Collider ItHitTheTopFirst;
public int ScorePerHit = 1;
public float TimePerHit = 1.0F;

public void ExpectCollider(Collider HitTheRim)     
{
   ItHitTheRimFirst = HitTheRim;

}

void OnTriggerEnter(Collider OtherCollider)
{
    if (OtherCollider == ItHitTheTopFirst)  
    {
        ScoreKeeper scoreKeeper = FindObjectOfType<ScoreKeeper>();
        scoreKeeper.IncrementScore(ScorePerHit);
        scoreKeeper.IncrementTime(TimePerHit);
        print("Hit the top basket trigger box!");
        print("Hit the bottom net too");
         

    }

}

I do not understand the logic check… the ‘otherCollider’ should be the handle to the bottom trigger box… So they will never be equivalent!!!

shouldn’t we be doing a Boolean check on ExpectCollider? e.g. its called because the primary trigger was hit. So if its true, then the assumption is the ball is now passing into the interior of the net, on its way to hit the secondary trigger.
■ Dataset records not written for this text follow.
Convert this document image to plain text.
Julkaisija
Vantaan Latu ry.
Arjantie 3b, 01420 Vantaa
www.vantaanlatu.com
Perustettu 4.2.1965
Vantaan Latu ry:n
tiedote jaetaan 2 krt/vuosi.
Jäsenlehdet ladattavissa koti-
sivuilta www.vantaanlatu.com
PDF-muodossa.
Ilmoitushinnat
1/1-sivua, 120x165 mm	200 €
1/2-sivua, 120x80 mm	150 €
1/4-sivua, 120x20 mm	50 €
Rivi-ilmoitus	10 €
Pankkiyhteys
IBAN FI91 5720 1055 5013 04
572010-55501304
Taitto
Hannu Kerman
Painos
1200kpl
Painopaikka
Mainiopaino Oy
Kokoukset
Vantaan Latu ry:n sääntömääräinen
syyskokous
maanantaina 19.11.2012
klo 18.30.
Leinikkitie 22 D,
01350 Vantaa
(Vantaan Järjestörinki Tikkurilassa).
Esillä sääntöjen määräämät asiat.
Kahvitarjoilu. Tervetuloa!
So my code should be something like this:

void OnTriggerEnter(Collider OtherCollider)
{
    if (ItHitTheTopFirst)  // the top trigger has been hit so we now check to see if the 2ndary trigger is hit
    {
        ScoreKeeper scoreKeeper = FindObjectOfType<ScoreKeeper>();
        scoreKeeper.IncrementScore(ScorePerHit);
        scoreKeeper.IncrementTime(TimePerHit);
        print("Hit the top basket trigger box!");
        print("Hit the bottom net too");
         

    }

}

confused…

…and I potted plant this thing.

what I didn’t realize is that the Collider handle being passed around willy-nilly, was the handle to the object that did the colliding. in this case, the basketball.
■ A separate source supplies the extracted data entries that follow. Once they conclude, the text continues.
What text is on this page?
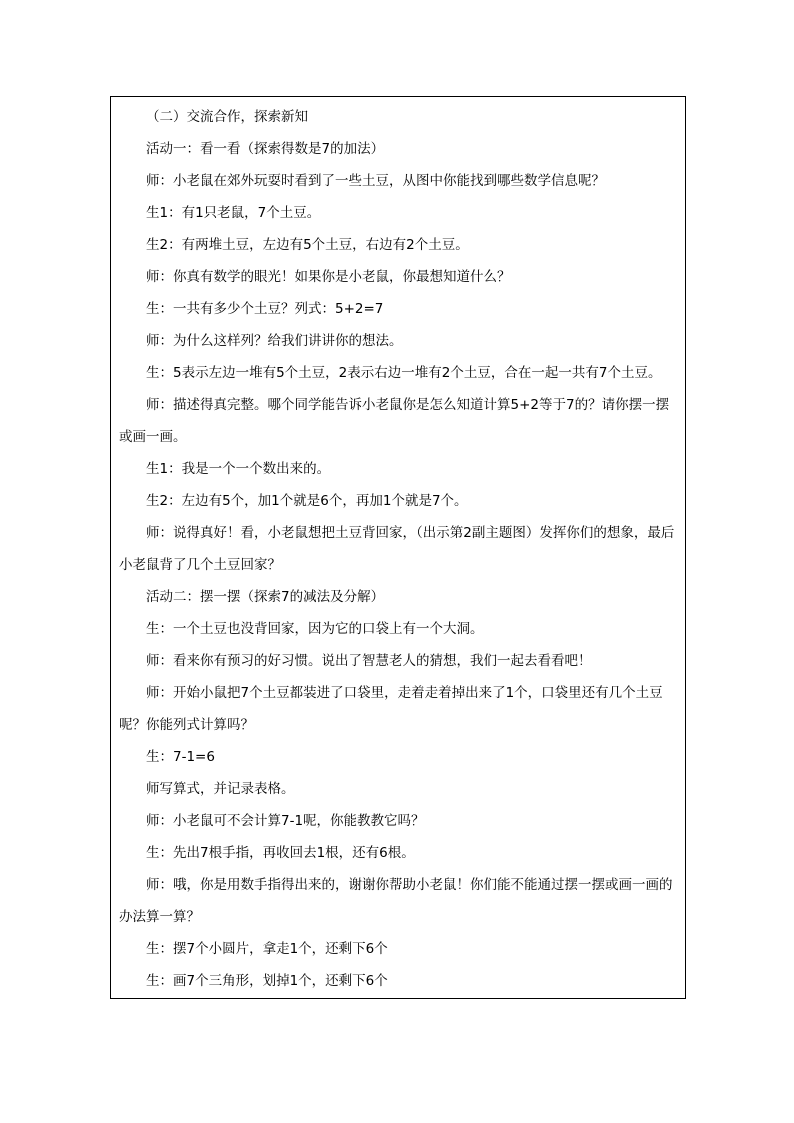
（二）交流合作，探索新知

活动一：看一看（探索得数是7的加法）

师：小老鼠在郊外玩耍时看到了一些土豆，从图中你能找到哪些数学信息呢？

生1：有1只老鼠，7个土豆。

生2：有两堆土豆，左边有5个土豆，右边有2个土豆。

师：你真有数学的眼光！如果你是小老鼠，你最想知道什么？

生：一共有多少个土豆？列式：5+2=7

师：为什么这样列？给我们讲讲你的想法。

生：5表示左边一堆有5个土豆，2表示右边一堆有2个土豆，合在一起一共有7个土豆。

师：描述得真完整。哪个同学能告诉小老鼠你是怎么知道计算5+2等于7的？请你摆一摆或画一画。

生1：我是一个一个数出来的。

生2：左边有5个，加1个就是6个，再加1个就是7个。

师：说得真好！看，小老鼠想把土豆背回家，（出示第2副主题图）发挥你们的想象，最后小老鼠背了几个土豆回家？

活动二：摆一摆（探索7的减法及分解）

生：一个土豆也没背回家，因为它的口袋上有一个大洞。

师：看来你有预习的好习惯。说出了智慧老人的猜想，我们一起去看看吧！

师：开始小鼠把7个土豆都装进了口袋里，走着走着掉出来了1个，口袋里还有几个土豆呢？你能列式计算吗？

生：7-1=6

师写算式，并记录表格。

师：小老鼠可不会计算7-1呢，你能教教它吗？

生：先出7根手指，再收回去1根，还有6根。

师：哦，你是用数手指得出来的，谢谢你帮助小老鼠！你们能不能通过摆一摆或画一画的办法算一算？

生：摆7个小圆片，拿走1个，还剩下6个

生：画7个三角形，划掉1个，还剩下6个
so the logic is the following:

  • something collided with the ‘top’ trigger — top trigger is above the rim and detects possible entry to the net
  • the something that collided is the basketball. It could have been a scimitar if I had a scimitar object in the game
  • upon collision, I call the child secondary trigger and pass through the ball handle (the object doing the colliding)
  • inside the secondary trigger routine, i’m checking to make sure that the ‘thing’ that collided with the top trigger is the same ‘thing’ that collided with the bottom trigger.
  • the algorithm assumes that whatever hits the top trigger and bottom trigger had to pass through the net ‘mesh’. and if the ‘thing’ that hit both triggers is the same basketball object, its a score (as opposed to scimitars being lobbed at it).

okay, got it.

why can the trigger detect the motion vector it entered? e.g. a vector the requires it to pass through the net. that’d solve everything simply right?
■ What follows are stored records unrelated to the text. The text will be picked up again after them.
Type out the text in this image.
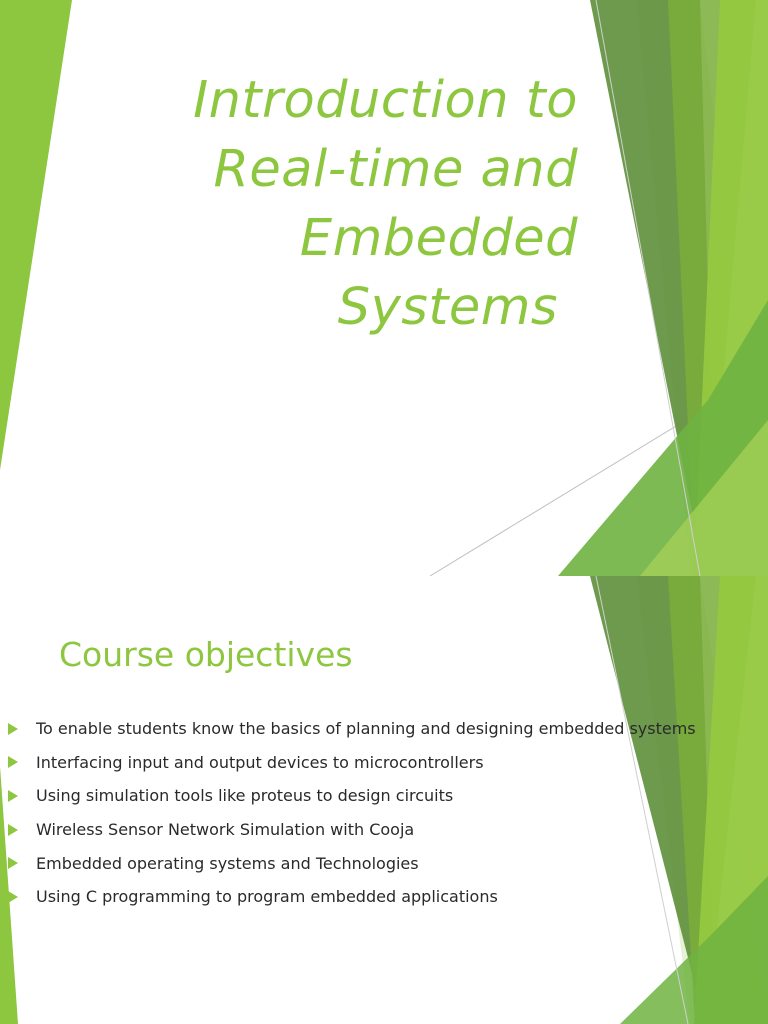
Introduction to
Real-time and
Embedded
Systems
Course objectives
To enable students know the basics of planning and designing embedded systems
Interfacing input and output devices to microcontrollers
Using simulation tools like proteus to design circuits
Wireless Sensor Network Simulation with Cooja
Embedded operating systems and Technologies
Using C programming to program embedded applications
That is an interesting idea about vectors. It appears we can do that with Collisions (Not triggers). Not sure we can find a direction in this context.

I solved the issue of ball passing upward through hoop with “Tags”. First I created two tags, “ScoreBall” which I put on the Ball prefab, and “DeadBall” which I mark the ball with when it hits the Second trigger.

Code for first trigger:

void OnTriggerEnter(Collider thisCollider)
{
    if (thisCollider.gameObject.tag == "ScoreBall")
    {
        myHoopSecondaryTrigger.ExpectCollider(thisCollider);
    }
}

Code for second trigger:

void OnTriggerEnter(Collider thisCollider)
{       
    if (thisCollider == saveCollider)
    {           
        myScoreKeeper.UpdateScore(scoreValue);
    }

    thisCollider.gameObject.tag = "DeadBall";
}

Interesting solution. I guess a dead ball can never then bounce into a hoop in any realistic senario.

I think the motion vector should be interesting. Give it a go and tell us if it works.